The plasma and tissue homogenates are extracted by protein precipitation. An aliquot of 10-50 μL plasma or 40-50 μL tissue homogenates is protein precipitated by adding 200-800 μL acetonitrile containing internal standards (10 ng/mL LL-120001 and 100 ng/mL of celecoxib, dexamethasone, glyburide, labetalol, tolbutamide, and verapamil), vortex-mixed for 10 min at 800 rpm and centrifuged at 4000 rpm, 4° C. for 15 minutes. The supernatant is transferred to the 96-well plate and centrifuged at 4000 rpm, 4° C. for 5 minutes before injected for LC-MS/MS analysis, or 200 μL supernatant is transferred to the 96-well plate, evaporated to dryness under a stream of nitrogen at 25° C., reconstituted with 50 μL of 70% acetonitrile, vortex-mixed for 10 min at 800 rpm and centrifuged at 4000 rpm, 4° C. for 5 minutes before injected for LC-MS/MS analysis.

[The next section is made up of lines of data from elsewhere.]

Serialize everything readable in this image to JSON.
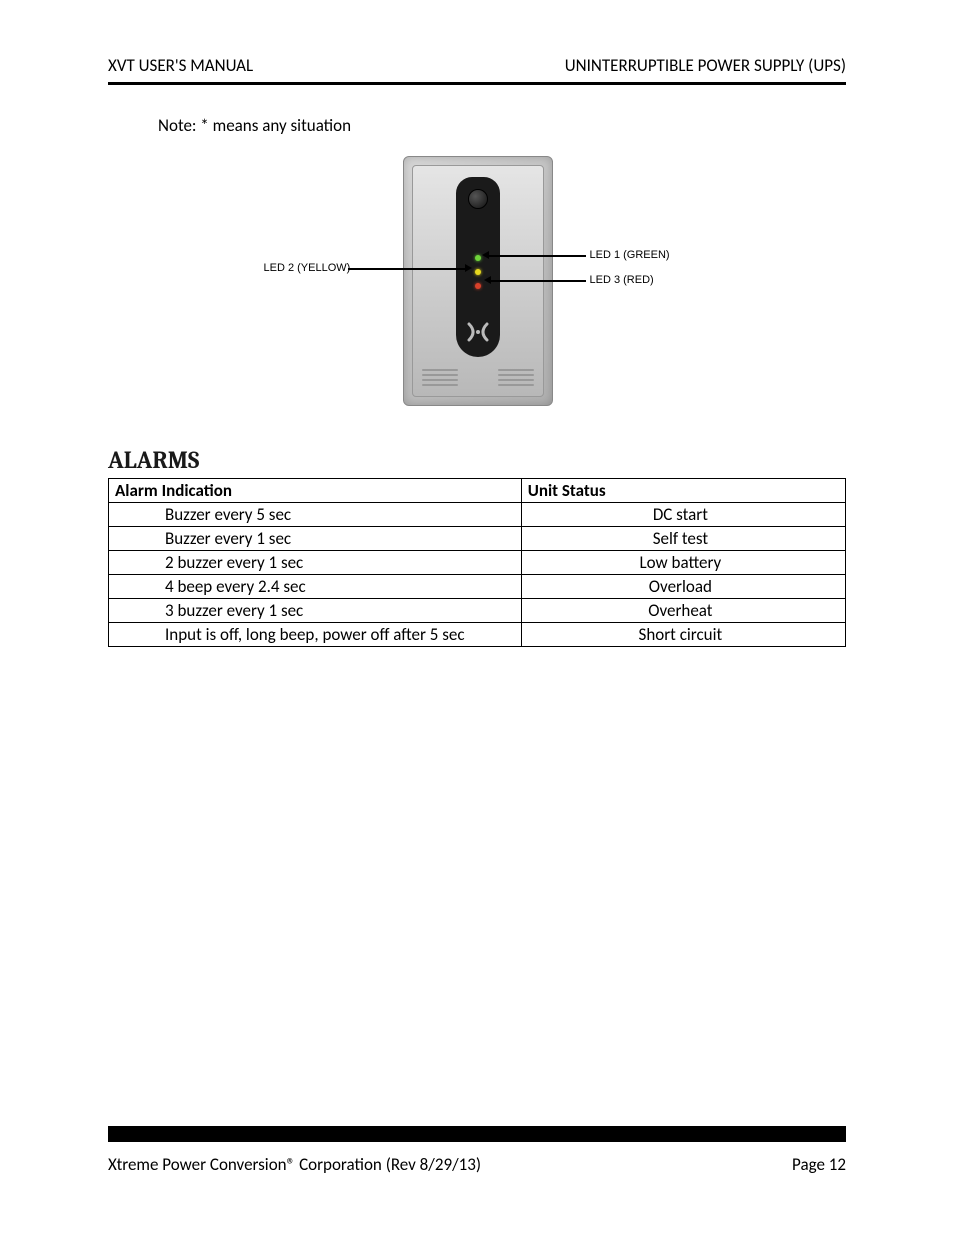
{
  "header": {
    "left": "XVT USER'S MANUAL",
    "right": "UNINTERRUPTIBLE POWER SUPPLY (UPS)"
  },
  "note": "Note: * means any situation",
  "figure": {
    "label_led1": "LED 1 (GREEN)",
    "label_led2": "LED 2 (YELLOW)",
    "label_led3": "LED 3 (RED)",
    "led_colors": {
      "led1": "#6fd43a",
      "led2": "#e6d81f",
      "led3": "#d9412a"
    },
    "device_bg_start": "#d8d8d8",
    "device_bg_end": "#b0b0b0",
    "panel_color": "#1a1a1a"
  },
  "section_title": "ALARMS",
  "table": {
    "columns": [
      "Alarm Indication",
      "Unit Status"
    ],
    "rows": [
      [
        "Buzzer every 5 sec",
        "DC start"
      ],
      [
        "Buzzer every 1 sec",
        "Self test"
      ],
      [
        "2 buzzer every 1 sec",
        "Low battery"
      ],
      [
        "4 beep every 2.4 sec",
        "Overload"
      ],
      [
        "3 buzzer every 1 sec",
        "Overheat"
      ],
      [
        "Input is off, long beep, power off after 5 sec",
        "Short circuit"
      ]
    ],
    "border_color": "#000000",
    "font_size_pt": 12
  },
  "footer": {
    "left": "Xtreme Power Conversion® Corporation (Rev 8/29/13)",
    "right": "Page 12",
    "bar_color": "#000000"
  }
}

Acquity Ultra Performance LC system from Waters is used for sample analysis. The separations are performed on a ACQUITY UPLC BEH C18 column (50×2.10 mm; 1.7 m) at 50° C. with a flow rate of 0.6 mL/min. Mobile phase A consists of 2 mM ammonium acetate in methanol:water 5:95 and mobile phase B consists of 2 mM ammonium acetate in acetonitrile:water 95:5. Chromatography uses a linear gradient starting at 2% mobile phase B, 2% to 90% mobile phase B over 2.6 minutes, maintained at 90% B wash for 0.2 minutes, and a re-equilibration at 2% B for 0.2 minutes. An aliquot of 2-9 μL sample is injected. The mass spectrometer (API-6500+, Applied Biosystems/MDS SCIEX Instruments, Framingham, MA, USA) is operated under ESI in positive ion or negative ion MRM mode.